Mr Girgis said his company was confident of being able to secure supplies in the future.
"To secure new milk we intend on changing the milk pricing model away from prices that are based on the milk-fat and protein solids to a volume-in-litres system for the content of the milk supplied off farm," he said.
"The current system that was designed by Fonterra before us drives all the wrong behaviours and incentives and generates excess milk at the times you don't want it, and then the times you do want the milk it's not available.
"We explained to our suppliers at the meeting that we are undertaking an extensive exercise at the moment to understand the WA milk footprint."
Mr Girgis said this would include the quality of protein and milk fat and create a structure that would be accepted by its suppliers.
"Everybody hates our current model because it is too complicated for everybody to understand," he said.
"If somebody says his neighbour is getting 10 cents a litre more than them, it's because they are able to produce more high fat and protein milk, because that is the way it was designed for ice cream.
"If someone is making higher volume they will get a higher average price in that season."
Meanwhile, Busselton dairy farmer Ruth McGregor, who was at the supplier meeting, said she believed Brownes was playing "a time game" with no genuine desire to give a better deal to suppliers.
Mrs McGregor and husband Ian milk about 300 cows to supply Brownes with about 2.6 million litres a year and are locked into a contract for another two years.
She said her farm was paid the bottom rate of 42.5 cents a litre by Brownes, which was 13 cents a litre less than the top local industry rate offered by competitor Lion.

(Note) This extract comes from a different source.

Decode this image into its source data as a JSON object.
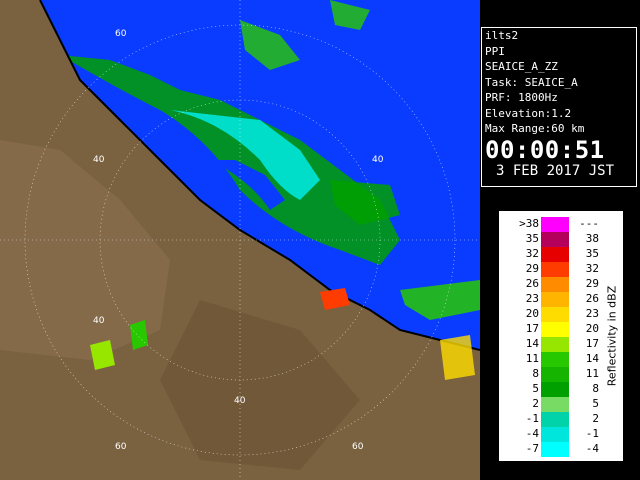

"Mr Girgis gave us no confidence our supplier meeting and even threw out a ridiculous comment like: 'Hang with us and we'll share the profits.'"
"As a supplier I signed up to Brownes on a five-year contract and I was promised I would not be disadvantaged. With my current 2015 production I could be at least $150,000 ahead with another processor. It's not a difficult calculation. I'm terribly disappointed in Brownes".